商议完毕,越梧桐笑着揉了揉宁嘉的发丝,轻声道,“宁嘉,谢谢你,若非你的出现,兴许本宫都被皇兄压得翻不了身。”
宁嘉顿了顿,并未对此话作出回应,反而笑着岔开,“前些日子,皇上就粮草营被烧一事,罚武元大将军自掏腰包补足粮草一事?”
越梧桐点头,“放心,那些人都很可靠,他们会在表舅特别焦急之时出现,将我们准备的粮食送过去。”

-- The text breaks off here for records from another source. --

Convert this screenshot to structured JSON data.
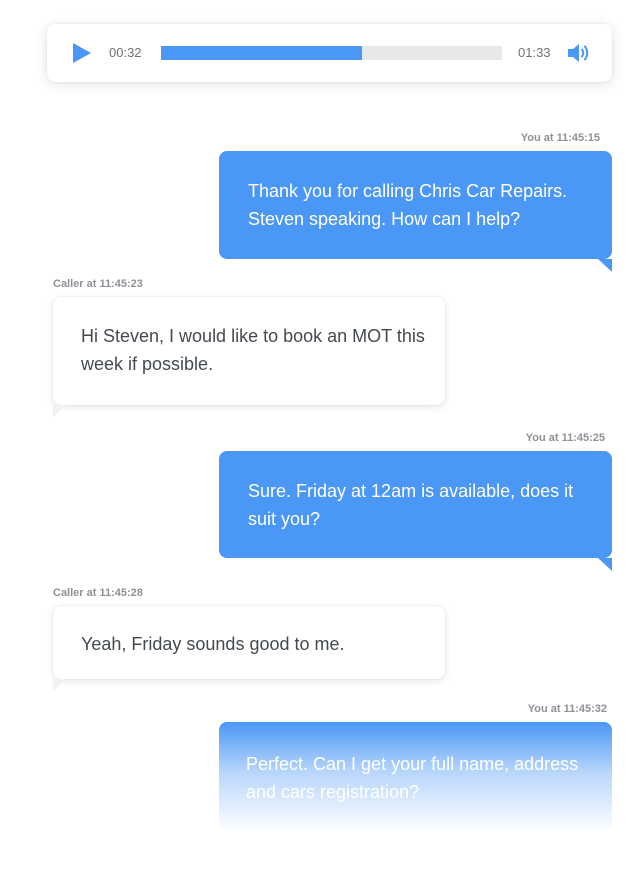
{
  "player": {
    "current_time": "00:32",
    "duration": "01:33",
    "progress": 0.59,
    "accent_color": "#4b97f5",
    "play_icon": "play-icon",
    "volume_icon": "volume-icon"
  },
  "messages": [
    {
      "sender": "you",
      "meta": "You at 11:45:15",
      "text": "Thank you for calling Chris Car Repairs. Steven speaking. How can I help?"
    },
    {
      "sender": "caller",
      "meta": "Caller at 11:45:23",
      "text": "Hi Steven, I would like to book an MOT this week if possible."
    },
    {
      "sender": "you",
      "meta": "You at 11:45:25",
      "text": "Sure. Friday at 12am is available, does it suit you?"
    },
    {
      "sender": "caller",
      "meta": "Caller at 11:45:28",
      "text": "Yeah, Friday sounds good to me."
    },
    {
      "sender": "you",
      "meta": "You at 11:45:32",
      "text": "Perfect. Can I get your full name, address and cars registration?"
    }
  ]
}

他的这位将军表舅为人看似圆滑,实则迂腐不会钻营,至今孑然一身,身上银钱也不多。
父皇罚他自掏腰包补足粮草,应当会让他急上几日才是。
须知锦上添花容易,雪中送炭难。
他们得在表舅最着急的时候出现,才能最大限度获取表舅的感激,届时,表舅定会更乐意帮他。
可不知为何,宁嘉素来都极为强烈的预感,却莫名让他心中一凛,总觉着,事实并不如他所想的那般顺利。
“怎么办将军?不如,我等都凑些银钱,先买些粮食垫上,再慢慢想法子。”
吴勇摆摆手,“无碍,咱们耐心在此等候几日便是,在此之前,本将军先用自己的银钱买些粮食。”
“将军,您信太子殿下的?二皇子真会派人送粮草?”
穆副将皱皱眉,他一直都知晓将军对明贵妃有意,因此军中说到二皇子时,总会有所顾及。
可若是二皇子真派人送来粮草,验证了太子殿下所说,岂不是……
吴勇拍拍穆副将的肩,“安心,你我相识多年,你还不知道我的脾气?”
年轻时,他确实对宫中那位有情,可如今那份情谊终究是淡下去不少。